Çocukların öldüğüne inanmak, inanabilmek öyle güç ki. Bunu yapabilenlerin insan olduğuna da.
Dünya bir ölü çocuklar misafirhanesi. Çocukların öldüğüne inanmak, inanabilmek öyle güç ki. Bunu yapabilenlerin insan olduğuna da. Onun için, onlar ölümüne inanamayacağımız için böyle bir tabi buldum çocuk mezarlarına.
Bugün Saraybosna’da Halep için bir dayanışma mitingi yapılacak. Mitingin yapılacağı yer BBI Center ismindeki alışveriş merkezinin önü. BBI, Bosna Bank International’ın kısaltması. Başında da Ahmet Davutoğlu’nun Malezya’daki hocalık döneminden bir öğrencisi var. BBI Center aynı zamanda Al Jazeera Balkans televizyon kanalına da ev sahipliği yapan bir bina. Bu bilgileri Saraybosna’nın fotoğrafının daha net ortaya çıkması için anlatıyorum. Yolun tam karşısında ise savaşta ölen çocukların isimlerinin yazılı olduğu dönen levhalardan oluşan bir anıt var. Yanındaki heykel de ya Birleşmiş Millet ya da Avrupa Birliği tarafından fonlanmış. Saraybosna’nın çocukları, savaşın çocukları hala yaşıyor olsalardı gençlik yaşlarında olacaklardı. Ama yoklar. Onların hayattaki arkadaşları seslerini yükseltmeye çalışacak. Bu yüzden dünya üzerindeki en anlamlı destek Saraybosna’nın Halep’e verdiği destektir.

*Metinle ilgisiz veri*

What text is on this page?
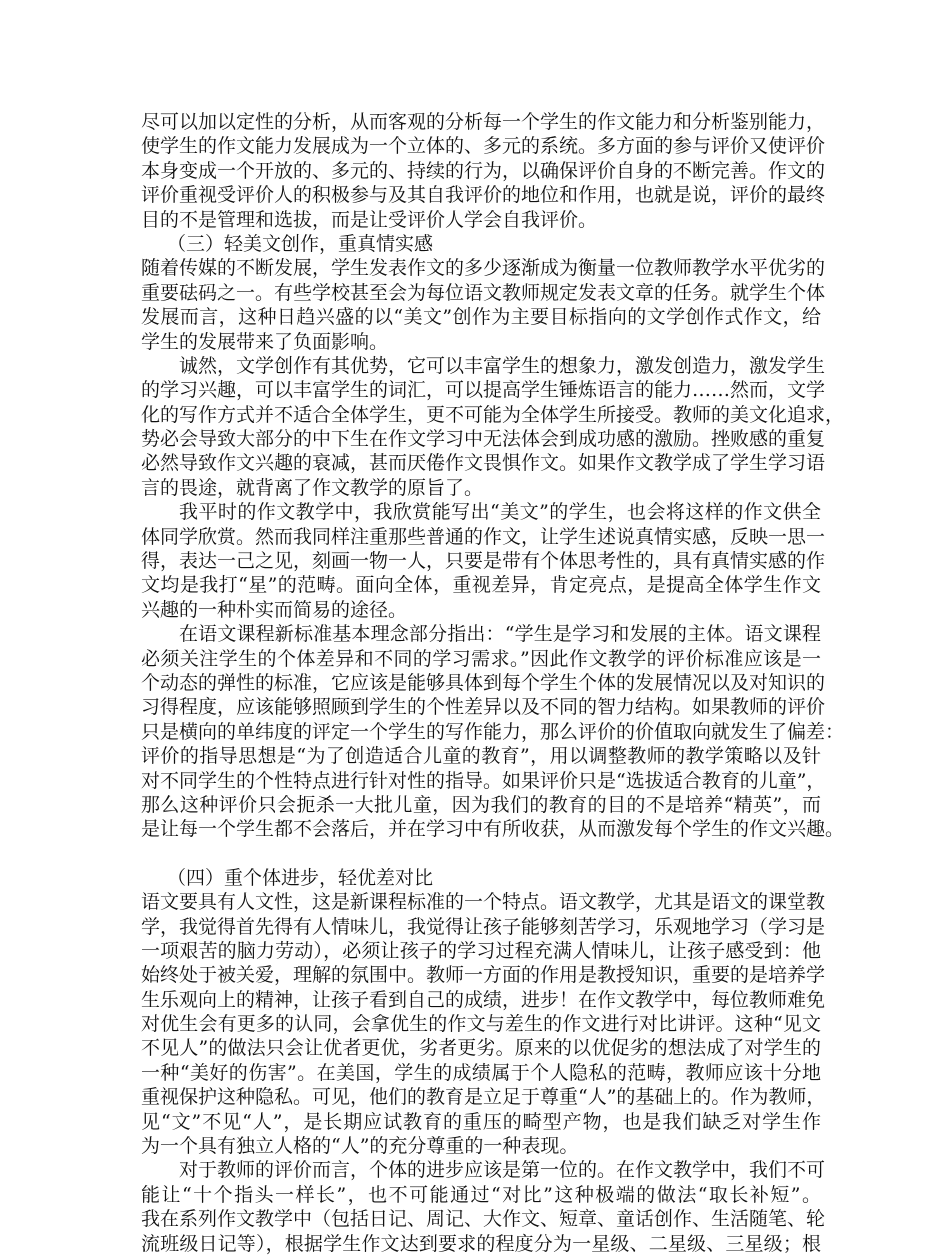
尽可以加以定性的分析，从而客观的分析每一个学生的作文能力和分析鉴别能力，
使学生的作文能力发展成为一个立体的、多元的系统。多方面的参与评价又使评价
本身变成一个开放的、多元的、持续的行为，以确保评价自身的不断完善。作文的
评价重视受评价人的积极参与及其自我评价的地位和作用，也就是说，评价的最终
目的不是管理和选拔，而是让受评价人学会自我评价。
（三）轻美文创作，重真情实感
随着传媒的不断发展，学生发表作文的多少逐渐成为衡量一位教师教学水平优劣的
重要砝码之一。有些学校甚至会为每位语文教师规定发表文章的任务。就学生个体
发展而言，这种日趋兴盛的以“美文”创作为主要目标指向的文学创作式作文，给
学生的发展带来了负面影响。
诚然，文学创作有其优势，它可以丰富学生的想象力，激发创造力，激发学生
的学习兴趣，可以丰富学生的词汇，可以提高学生锤炼语言的能力……然而，文学
化的写作方式并不适合全体学生，更不可能为全体学生所接受。教师的美文化追求，
势必会导致大部分的中下生在作文学习中无法体会到成功感的激励。挫败感的重复
必然导致作文兴趣的衰减，甚而厌倦作文畏惧作文。如果作文教学成了学生学习语
言的畏途，就背离了作文教学的原旨了。
我平时的作文教学中，我欣赏能写出“美文”的学生，也会将这样的作文供全
体同学欣赏。然而我同样注重那些普通的作文，让学生述说真情实感，反映一思一
得，表达一己之见，刻画一物一人，只要是带有个体思考性的，具有真情实感的作
文均是我打“星”的范畴。面向全体，重视差异，肯定亮点，是提高全体学生作文
兴趣的一种朴实而简易的途径。
在语文课程新标准基本理念部分指出：“学生是学习和发展的主体。语文课程
必须关注学生的个体差异和不同的学习需求。”因此作文教学的评价标准应该是一
个动态的弹性的标准，它应该是能够具体到每个学生个体的发展情况以及对知识的
习得程度，应该能够照顾到学生的个性差异以及不同的智力结构。如果教师的评价
只是横向的单纬度的评定一个学生的写作能力，那么评价的价值取向就发生了偏差：
评价的指导思想是“为了创造适合儿童的教育”，用以调整教师的教学策略以及针
对不同学生的个性特点进行针对性的指导。如果评价只是“选拔适合教育的儿童”，
那么这种评价只会扼杀一大批儿童，因为我们的教育的目的不是培养“精英”，而
是让每一个学生都不会落后，并在学习中有所收获，从而激发每个学生的作文兴趣。
（四）重个体进步，轻优差对比
语文要具有人文性，这是新课程标准的一个特点。语文教学，尤其是语文的课堂教
学，我觉得首先得有人情味儿，我觉得让孩子能够刻苦学习，乐观地学习（学习是
一项艰苦的脑力劳动），必须让孩子的学习过程充满人情味儿，让孩子感受到：他
始终处于被关爱，理解的氛围中。教师一方面的作用是教授知识，重要的是培养学
生乐观向上的精神，让孩子看到自己的成绩，进步！在作文教学中，每位教师难免
对优生会有更多的认同，会拿优生的作文与差生的作文进行对比讲评。这种“见文
不见人”的做法只会让优者更优，劣者更劣。原来的以优促劣的想法成了对学生的
一种“美好的伤害”。在美国，学生的成绩属于个人隐私的范畴，教师应该十分地
重视保护这种隐私。可见，他们的教育是立足于尊重“人”的基础上的。作为教师，
见“文”不见“人”，是长期应试教育的重压的畸型产物，也是我们缺乏对学生作
为一个具有独立人格的“人”的充分尊重的一种表现。
对于教师的评价而言，个体的进步应该是第一位的。在作文教学中，我们不可
能让“十个指头一样长”，也不可能通过“对比”这种极端的做法“取长补短”。
我在系列作文教学中（包括日记、周记、大作文、短章、童话创作、生活随笔、轮
流班级日记等），根据学生作文达到要求的程度分为一星级、二星级、三星级；根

Halep için kalem yazmaya utanıyor. Yaşanan katliam bizi kendi yüzümüze bakamaz hale getiriyor. Üzgünüz. Aradan yıllar geçecek ve biz, geride kalanlar olarak acaba üzerimize düşen her şeyi yapabildik mi diye düşüneceğiz.
Saraybosna’da bu ayın sonuna doğru bir müze açılacak. Savaş Çocukluğu Müzesi adı verilen bu müzede, kuşatma altındaki Saraybosna’da çocukların hayatla ölüm arasındaki çizgide perdeleri sımsıkı çekilmiş bir odada, belki bir sığınakta nasıl vakit geçirdiklerini göreceğiz. Bu müzede hayata tutunmaya çalışan çocukların yani arkadaşlarından daha şanslı olduğunu düşündüğümüz çocukların beyinlerinin, yüreklerinin içine yolculuk yapacağız.
Dünya üzerinde savaş müzeleri de vardır, çocuk müzeleri de... Ama ikisinin bir arada olduğu tek yer sanırım Saraybosna’dır. Mütecaviz Sırplara karşı insanlık onurunu korumanın mücadelesini veren Saraybosnalıların kuşatma altındaki hayat mücadelesi işte böyle bir müzeyi çıkarmış.
Saraybosna dedikçe Halep demiş gibi oluyoruz. Herkes Halep için Suriye’nin Saraybosna’sı derken aynı zamanda kuşatmanın altındaki şehrin düşmeyeceğini de umuyordu. Ama ne yazık ki Halep Saraybosna kadar şanslı olamadı. Belki de biz yani tüm Müslümanlar, Halep’in üstüne bomba yağdırıp Müslüman olduğunu iddia edenlerin dışında kalanlar üzerimize düşeni yapamadık.
Bu toprakların hafızasında yıkım var, gözyaşı var ama aynı zamanda tekrar ayağa kalkmak var.
Bugün Halep’ten Saraybosna’ya gönderilen selam önemlidir. Yüzbinlerce kişinin katliama maruz kaldığı bir şehrin belki de son gününü yaşayan inanlarına yirmi yıl önce aynı acıyı çeken insanların göndereceği dualar belki de dünyada her şeyden daha önemlidir.
Saraybosna’nın çocuklarının Halep’in çocuklarına göndereceği selamlar bu kalpsiz dünyanın kalbidir.
Saraybosna’da olduğu gibi Halep’te de minik bedenler toprakla buluşacak. Zalimlerin isimleri yeryüzünden silinecek ama o masum çocuklar cennette birbiriyle buluşacak, tanışacak. Biz yeryüzünde kalanlar mezarlarını Ölü Çocuklar Misafirhanesi olarak göreceğiz belki ama onlar bambaşka bir alemde, acılarından uzakta zalimlerden hesap soracakları günü bekleyecekler.